InsightOut: The SMC Zoom Room

Richard A. Dollinger (SMC 7T3) is a retired attorney and state court judge in Rochester, N.Y.  He has been married to Dr. Marilyn Longo Dollinger, UofT ’74 for 48 years and has three adult children.


It started haphazardly.  A few St. Michael’s College graduates from yesteryear were still keeping in touch, despite living in disparate parts of the continent:  a retired Wall Street finance guy, a retired lawyer and advocate, a retired judge, a retired mediator and arts and museum promoter and a retired speech-language pathologist.

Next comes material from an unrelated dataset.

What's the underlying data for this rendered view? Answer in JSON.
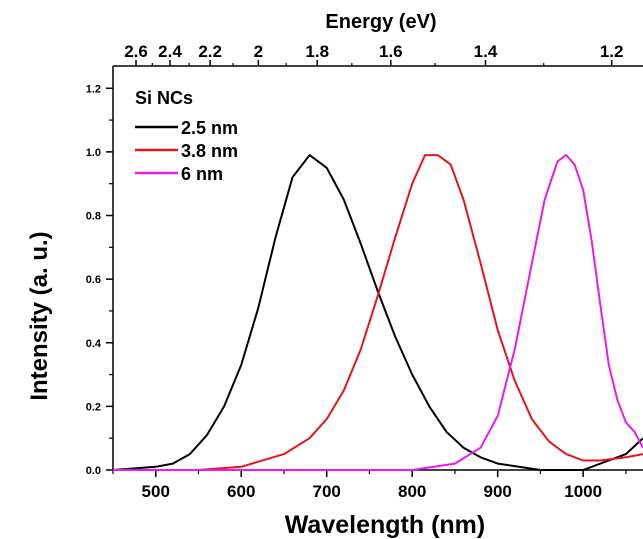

They shared a common past, more than 50 years ago. They had the time of their lives at St. Michael’s: hanging in Brennan Hall until the building monitor closed it, grabbing a brew at the Bay Bloor or the Chez-Moi or, if your grandmother sent you a birthday gift of “portable property,” a more expensive draft at The Bull & The Bear, singing on the steps of Loretto, lounging in a used chesterfield in an apartment near Yorkville, dragging on a cigarette or some other leafy substance near Rochdale, listening to guitars up and down Bloor Street playing all varieties of music, falling asleep in the too warm, too comfortable, too cozy Kelly Library.

Screen shot of an alumni zoom chat

So, while the years had passed and distance seemed to hinder further exchanges, technology made the present more attainable.  During one of the occasional telephone conference calls, one of us said something never uttered by any professor during our time at St. Mike’s: “Let’s try a Zoom.”

Almost instantaneously, another of us replied: “Let’s form a book club on Zoom.”  Idle banter about aging would be replaced with discussion of ideas, characters, themes, styles, plots – just like sitting in Professor O’Grady’s literature class in 1972.

The idea percolated.  The next step: recruit some of the SMC folks we shared our time with at the College and see if they might join the club.  We recruited: several barristers, more retired bankers, a carpenter, a political science pro, retired teachers – spouses and brothers-in-law of the above – some latecomers to Toronto and those who headed for other pastures before graduation. 

The group Zoomed from Chicago, South Carolina, Ottawa, Howe Island in the St. Lawrence, northern Ontario (which had broadband challenges), New Jersey, Toronto, and Rochester.

Participation was top heavy with Westerners – graduates of American high schools who, back in the old days, did grade 13 at St. Mike’s.  A bunch of those Americans stayed in Ontario, while some headed south after graduation.

Now, half a century later, we did what we often sought to escape while at St.  Mike’s – commit to read a chosen book every two months and sit with our peers and discuss it.  One of the members would choose the book and lead the discussion. We started with The Midnight Library by Matt Hague but soon plunged into even meatier books including Fight Night by Miriam Toews, the Canadian author whose focus on the experience of Mennonite women led to the movie Women TalkingFight Night inspired the group. 

We reviewed one book written by one of the participants which explored, among other topics, the concept of “point of view” in a novel. We examined a series of short stories written by one of our classmates, a retired advertising executive who led the discussion. 

We ran through Demon Copperhead, the 21st- century echo of Dickens’s David Copperfield.  We wolfed down Heartsong of Charging Elk, written by the Native American Renaissance novelist James Welch, that challenged our sense of cultural and racial identity.

We also read about recent Irish history in Fintan O’Toole’s book We Don’t Know Ourselves.  We examined non-fiction as well, first on global challenges and upcoming on the issues involved in guns and violence.

The discussion and debate reprised dialogues and debates in Fisher and More Houses, in the Elmsley residences, in classes and during coffee klatches in Brennan Hall, or while sipping Mateus or 409 in unclaimed freight-adorned apartments. 

In short, when on Zoom, we are back at SMC, reliving what we had treasured before we went our ways into the world.  The lesson is the same 50 years later: better friends, challenged thinking in the face of new and different ideas, translating complex thoughts into understandable prose, translating fiction and non-fiction in new perspectives on problems new and old – that SMC education continues to work for us. 

We have carried it with us, a book of inspired wisdom, given to us back then by SMC but even more appreciated now — in the age of Zoom.